Ceará-Mirim is a city in Rio Grande do Norte, Brazil. The population is 73,886 and the area is 739.686 km2.

Etymology 
The origin of the city name is a mystery. Câmara Cascudo, one of the most important historians in Brazil, gives some alternatives from other authors, with all the alternatives leading to the Tupi language. José de Alencar suggests us that Ceará comes from the Tupi expression cê-ará, meaning "the parrot speaks" or "the parrot sings". Teodoro Sampaio gives us ceará or cemo-ará, which is "the parrot leaves" or "the parrot's departure". There are also the versions of Paulino Nogueira and João Brigido, who suggest, respectively, çoô-ará and ciri-ará, that are "truly hunting time" and "white crab".

History 
The area was inhabited by indigenous people before the arrival of the Portuguese. In the 17th century the Society of Jesus settled here. The founding of the town came in 1755.

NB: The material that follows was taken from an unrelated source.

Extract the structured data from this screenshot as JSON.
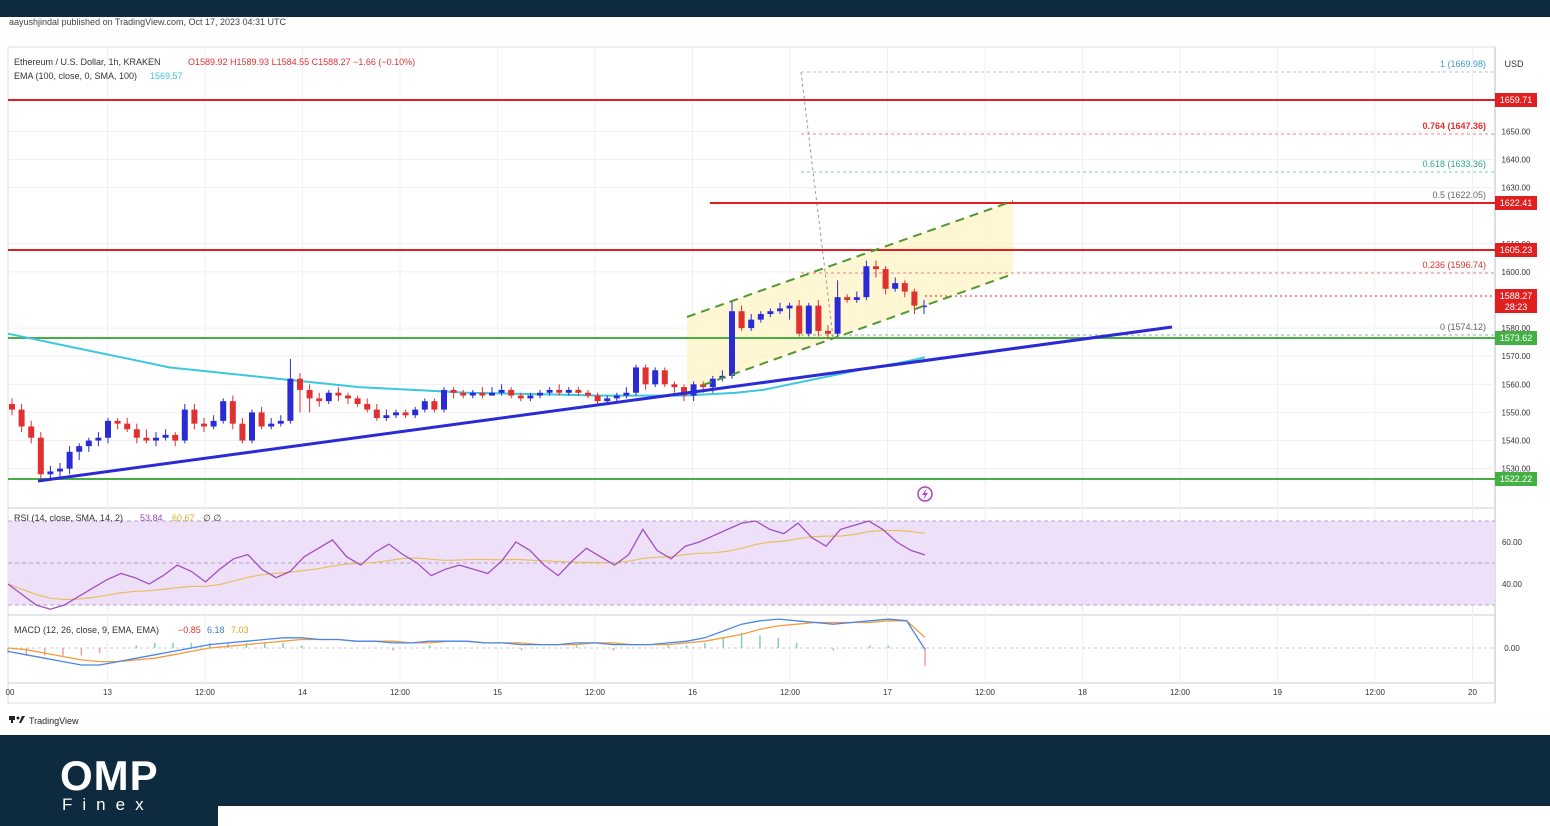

Initially inhabited by indigenous people (Potiguars) next to the riverside of  the Ryo Seara, later, the Ceará-Mirim River. The Potiguars made their first contacts with the European world by the trade of pau-brasil wood with the French and Spanish people. Later, with the consolidation of the colony of Brazil, it was occupied by the Portuguese people.

The region of the Ryo Seara was occupied because the land was good for agriculture, and some farming and cattle raising took place. By the 18th century there were many sesmarias (special Portuguese concession of lands for agriculture and cattle development) completely dividing the region with the biggest or the smallest utility. The first mills of Ceará-Mirim emerged after 1840, but by 1858, when the transference of the headquarters occurred, there were remarkable industrial and livestock developments.

In the letters of the Ouvidor Domingos Monteiro da Rocha, in July 1757, he included the Povoação do Ceará-Mirim (Ceará-Mirim village), where he says "with many residents". The first school emerged only in 1858, installed at Bôca da Mata, Extremoz county. The first meeting of the city council occurred on 14 October 1858, in Ceará-Mirim Village.